Büyük veri iklimlendirme sektöründe kullanılmaya yeni başladı. İlk uygulama alanı BIM – Yapı Bilgi Modelleme olmuş gibi görünüyor. Alışılagelen yöntemde yaptığımız gibi, her bir ürünün boyutları, çalışma şekilleri, teknik verileri vb. değerleri bir katalogdan almaktansa ürünün modelinden alarak projemize yansıtıyoruz. Tüm bu ürünleri ortak bir noktada tutup, projelerimizi binamızın tüm yaşam döngüsü hatta yıkılacağı gün dâhil kullanmak üzere veri ile donatıyoruz. Veri miktarı arttıkça olası hatalar azalıyor ve verimlilik artıyor.

Büyük verinin sektörümüzde diğer bir kullanım alanı ise kestirimci bakım (Predictive Maintenance). Bu internete bağlı tüm mekanik ekipmanlarımızın verilerini izleyerek olası bir arızanın gerçekleşmeden tespit edilmesini sağlıyor. Örneğin internete bağlı bir vana yardımı ile bağlı bulunduğu klima santralinin serpantin eğrisi çıkarılıyor, vanada bulunan yapay zekâ kullanılarak serpantinin eğrisindeki değişim birbiriyle karşılaştırılıp serpantinin tıkanıklığı fark edilerek arıza gerçekleşmeden bakım yapılabiliyor. Bunu yapabilmek için tüm bağlı bulunduğu klima santrallerinden aldığı veriler ve bu verileri analiz etmek için yapay zekâyı kullanıyor.

Sektörümüzü ilgilendiren bir başka nokta ise bu verilerin depolandığı veri merkezleri, dünyada depolanan verinin sürekli artması sebebi ile bu verilerin saklanması ihtiyacı da sürekli olarak artıyor.
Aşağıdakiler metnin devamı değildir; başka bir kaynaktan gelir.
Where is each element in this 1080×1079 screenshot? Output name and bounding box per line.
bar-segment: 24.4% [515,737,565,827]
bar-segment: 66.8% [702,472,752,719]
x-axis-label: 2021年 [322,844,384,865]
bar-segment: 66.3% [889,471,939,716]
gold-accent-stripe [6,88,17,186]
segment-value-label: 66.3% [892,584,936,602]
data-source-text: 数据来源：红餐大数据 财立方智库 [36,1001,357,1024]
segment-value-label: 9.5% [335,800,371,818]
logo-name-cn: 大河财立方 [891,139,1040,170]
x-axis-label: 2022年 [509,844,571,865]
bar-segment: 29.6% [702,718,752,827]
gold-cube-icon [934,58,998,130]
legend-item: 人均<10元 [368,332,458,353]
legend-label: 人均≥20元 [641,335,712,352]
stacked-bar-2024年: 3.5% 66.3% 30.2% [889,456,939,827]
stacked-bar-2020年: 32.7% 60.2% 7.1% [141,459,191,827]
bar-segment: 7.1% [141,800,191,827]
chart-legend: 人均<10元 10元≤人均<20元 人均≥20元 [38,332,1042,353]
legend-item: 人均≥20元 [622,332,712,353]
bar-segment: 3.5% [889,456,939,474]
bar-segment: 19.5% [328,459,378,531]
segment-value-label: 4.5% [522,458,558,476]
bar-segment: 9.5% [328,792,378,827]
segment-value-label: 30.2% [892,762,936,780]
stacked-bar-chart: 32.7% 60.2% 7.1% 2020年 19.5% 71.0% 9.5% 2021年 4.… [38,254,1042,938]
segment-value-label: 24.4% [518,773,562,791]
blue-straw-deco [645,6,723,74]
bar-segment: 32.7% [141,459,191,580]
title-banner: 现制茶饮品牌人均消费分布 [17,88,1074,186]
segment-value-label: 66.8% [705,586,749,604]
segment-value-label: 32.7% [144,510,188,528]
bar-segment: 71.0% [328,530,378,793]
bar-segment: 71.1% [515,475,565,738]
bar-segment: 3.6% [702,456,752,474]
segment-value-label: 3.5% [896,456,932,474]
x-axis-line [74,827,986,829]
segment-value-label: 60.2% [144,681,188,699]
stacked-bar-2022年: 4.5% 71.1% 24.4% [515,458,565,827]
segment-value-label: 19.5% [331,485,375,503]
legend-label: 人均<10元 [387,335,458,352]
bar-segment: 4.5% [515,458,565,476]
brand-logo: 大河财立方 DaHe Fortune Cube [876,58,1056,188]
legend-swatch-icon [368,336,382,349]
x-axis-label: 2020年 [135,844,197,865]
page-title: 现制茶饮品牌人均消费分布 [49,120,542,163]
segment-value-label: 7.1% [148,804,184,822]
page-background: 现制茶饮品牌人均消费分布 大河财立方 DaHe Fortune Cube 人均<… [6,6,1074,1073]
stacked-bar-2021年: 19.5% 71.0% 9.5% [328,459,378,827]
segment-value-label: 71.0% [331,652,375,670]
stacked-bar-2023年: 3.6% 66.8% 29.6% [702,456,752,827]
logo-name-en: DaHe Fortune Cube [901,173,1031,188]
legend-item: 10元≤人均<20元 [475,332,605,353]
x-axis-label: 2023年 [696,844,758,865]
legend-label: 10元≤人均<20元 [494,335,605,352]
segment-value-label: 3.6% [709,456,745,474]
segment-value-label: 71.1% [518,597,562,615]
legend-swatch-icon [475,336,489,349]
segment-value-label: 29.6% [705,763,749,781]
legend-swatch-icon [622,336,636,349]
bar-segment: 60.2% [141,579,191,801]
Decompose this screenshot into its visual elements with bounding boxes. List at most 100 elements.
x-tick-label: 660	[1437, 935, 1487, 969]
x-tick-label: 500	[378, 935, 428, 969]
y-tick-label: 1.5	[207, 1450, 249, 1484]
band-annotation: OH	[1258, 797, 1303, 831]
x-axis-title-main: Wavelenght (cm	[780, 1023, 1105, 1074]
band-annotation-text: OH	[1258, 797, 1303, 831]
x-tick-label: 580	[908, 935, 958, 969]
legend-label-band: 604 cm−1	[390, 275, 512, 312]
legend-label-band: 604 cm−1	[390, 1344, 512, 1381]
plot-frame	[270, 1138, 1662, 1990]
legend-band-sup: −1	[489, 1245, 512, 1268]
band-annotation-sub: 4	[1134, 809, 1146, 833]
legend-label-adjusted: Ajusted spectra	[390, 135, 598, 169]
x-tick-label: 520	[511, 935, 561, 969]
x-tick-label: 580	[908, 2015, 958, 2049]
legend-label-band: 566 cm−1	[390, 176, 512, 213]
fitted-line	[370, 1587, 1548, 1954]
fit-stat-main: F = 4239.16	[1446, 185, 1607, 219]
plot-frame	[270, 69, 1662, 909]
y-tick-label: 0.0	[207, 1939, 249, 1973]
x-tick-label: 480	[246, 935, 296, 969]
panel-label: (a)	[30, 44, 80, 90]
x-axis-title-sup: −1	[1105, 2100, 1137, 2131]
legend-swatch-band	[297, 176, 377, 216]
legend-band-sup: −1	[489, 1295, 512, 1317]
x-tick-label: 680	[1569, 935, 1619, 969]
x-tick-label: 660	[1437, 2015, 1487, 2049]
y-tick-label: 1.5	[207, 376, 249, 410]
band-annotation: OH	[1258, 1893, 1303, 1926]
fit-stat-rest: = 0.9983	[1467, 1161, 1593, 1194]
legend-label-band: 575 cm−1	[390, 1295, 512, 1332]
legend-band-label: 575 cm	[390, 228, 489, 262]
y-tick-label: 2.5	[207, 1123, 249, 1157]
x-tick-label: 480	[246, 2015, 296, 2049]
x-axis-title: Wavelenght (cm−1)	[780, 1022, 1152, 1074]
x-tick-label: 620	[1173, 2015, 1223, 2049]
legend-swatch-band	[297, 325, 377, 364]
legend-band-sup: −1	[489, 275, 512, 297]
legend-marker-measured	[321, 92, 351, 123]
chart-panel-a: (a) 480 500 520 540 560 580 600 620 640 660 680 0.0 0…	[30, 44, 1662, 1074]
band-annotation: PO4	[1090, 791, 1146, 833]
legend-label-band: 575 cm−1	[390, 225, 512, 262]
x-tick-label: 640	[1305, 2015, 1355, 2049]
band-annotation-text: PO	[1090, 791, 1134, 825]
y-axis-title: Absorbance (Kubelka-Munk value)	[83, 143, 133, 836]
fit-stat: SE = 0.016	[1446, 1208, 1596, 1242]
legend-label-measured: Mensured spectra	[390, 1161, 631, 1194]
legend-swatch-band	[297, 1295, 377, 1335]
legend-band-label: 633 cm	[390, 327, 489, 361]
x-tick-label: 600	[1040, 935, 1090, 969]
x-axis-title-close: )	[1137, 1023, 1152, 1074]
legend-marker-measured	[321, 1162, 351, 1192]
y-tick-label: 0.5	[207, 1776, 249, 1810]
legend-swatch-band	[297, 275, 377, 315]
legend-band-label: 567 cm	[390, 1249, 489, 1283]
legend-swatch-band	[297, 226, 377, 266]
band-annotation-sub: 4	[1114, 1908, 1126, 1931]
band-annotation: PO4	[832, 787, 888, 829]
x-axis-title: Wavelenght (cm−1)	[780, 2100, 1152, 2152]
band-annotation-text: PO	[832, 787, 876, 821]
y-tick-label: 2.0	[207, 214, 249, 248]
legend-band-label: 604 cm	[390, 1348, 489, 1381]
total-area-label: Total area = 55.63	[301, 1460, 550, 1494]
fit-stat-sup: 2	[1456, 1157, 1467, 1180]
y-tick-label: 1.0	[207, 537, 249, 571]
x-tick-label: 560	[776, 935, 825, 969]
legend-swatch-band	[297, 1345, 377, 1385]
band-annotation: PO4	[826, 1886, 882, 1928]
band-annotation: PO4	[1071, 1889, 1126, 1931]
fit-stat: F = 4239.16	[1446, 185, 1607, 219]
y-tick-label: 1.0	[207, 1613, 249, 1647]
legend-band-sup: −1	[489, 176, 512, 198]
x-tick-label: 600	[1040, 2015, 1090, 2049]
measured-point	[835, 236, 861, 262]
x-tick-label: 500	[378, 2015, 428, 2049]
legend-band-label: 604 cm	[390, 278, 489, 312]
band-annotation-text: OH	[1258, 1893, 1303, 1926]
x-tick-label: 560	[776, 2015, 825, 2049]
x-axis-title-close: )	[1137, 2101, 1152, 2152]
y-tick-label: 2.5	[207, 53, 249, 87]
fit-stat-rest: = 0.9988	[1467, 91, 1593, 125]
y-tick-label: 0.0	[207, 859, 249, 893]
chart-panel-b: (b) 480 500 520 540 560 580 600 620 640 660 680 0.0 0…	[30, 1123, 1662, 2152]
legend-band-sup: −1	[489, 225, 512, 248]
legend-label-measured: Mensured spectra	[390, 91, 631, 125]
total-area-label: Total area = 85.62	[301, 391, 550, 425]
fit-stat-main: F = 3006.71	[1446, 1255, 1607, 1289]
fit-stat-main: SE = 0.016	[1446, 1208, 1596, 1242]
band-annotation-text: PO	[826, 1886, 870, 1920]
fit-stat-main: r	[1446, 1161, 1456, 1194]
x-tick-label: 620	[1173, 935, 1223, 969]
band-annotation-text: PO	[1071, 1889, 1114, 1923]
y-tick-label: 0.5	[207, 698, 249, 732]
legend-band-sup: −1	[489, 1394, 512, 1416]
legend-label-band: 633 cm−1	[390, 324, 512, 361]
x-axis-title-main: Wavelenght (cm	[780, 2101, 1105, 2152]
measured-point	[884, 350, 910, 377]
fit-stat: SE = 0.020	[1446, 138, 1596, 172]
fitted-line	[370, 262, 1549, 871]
Bu sebeple dünyada en hızlı büyüyen pazarlardan biri veri merkezi pazarı. Türkiye’de son yıllarda artan bir hızla veri merkezleri açılıyor ve verilerimizi Türkiye’de bulunan sunucularda tutmaya başlıyoruz. Bunun sektörümüz açısından en büyük önemi veri merkezlerinin ana giderinin soğutma gideri olmasıdır. Verimli bir veri merkezinde toplam işletme maliyetinin %40’ı kadarı soğutma sistemi tarafından tüketilmektedir. Ülkemizde yapılan veri merkezlerinin soğutma sistemlerini incelediğimde durumun teknik anlamda mühendisliğimize ne kadar ihtiyaç duyduğunu çok daha iyi anlayabildim. Sunucuları tasarlayan ve onların çalışmasını sağlayan bilgi teknolojilerinden sorumlu mühendisler ile soğutma sistemini tasarlayan ve çalıştıran makine mühendislerinin işbirliği içerisinde çok daha iyi sistemler kurabileceklerine inanıyorum.

Görüldüğü gibi dünyada toplanan ve kayıt altına alınan veri miktarı ve bu büyük verinin önemi giderek artıyor. Verinin enformasyona dönüşmesi için amaca yönelik ayrıştırılması, analiz edilmesi ve özetlenmesi gerekiyor. Enformasyonun bilgiye dönüşmesi içinse analizlerin bir senteze ulaşması gerekli. Karar verme mekanizmalarımızda bu sürecin içerisinden geçen bilgileri kullanıyoruz. Önümüzdeki sayıda büyük verinin bilgiye dönüştürülmesi sürecinde kilit öneme sahip ve belki korkutucu derecede güçlü olan “Yapay Zekâ” konusuna değineceğim. Tüm okuyuculara, bir sonraki sayıda buluşuncaya dek sağlık ve mutluluk dilerim.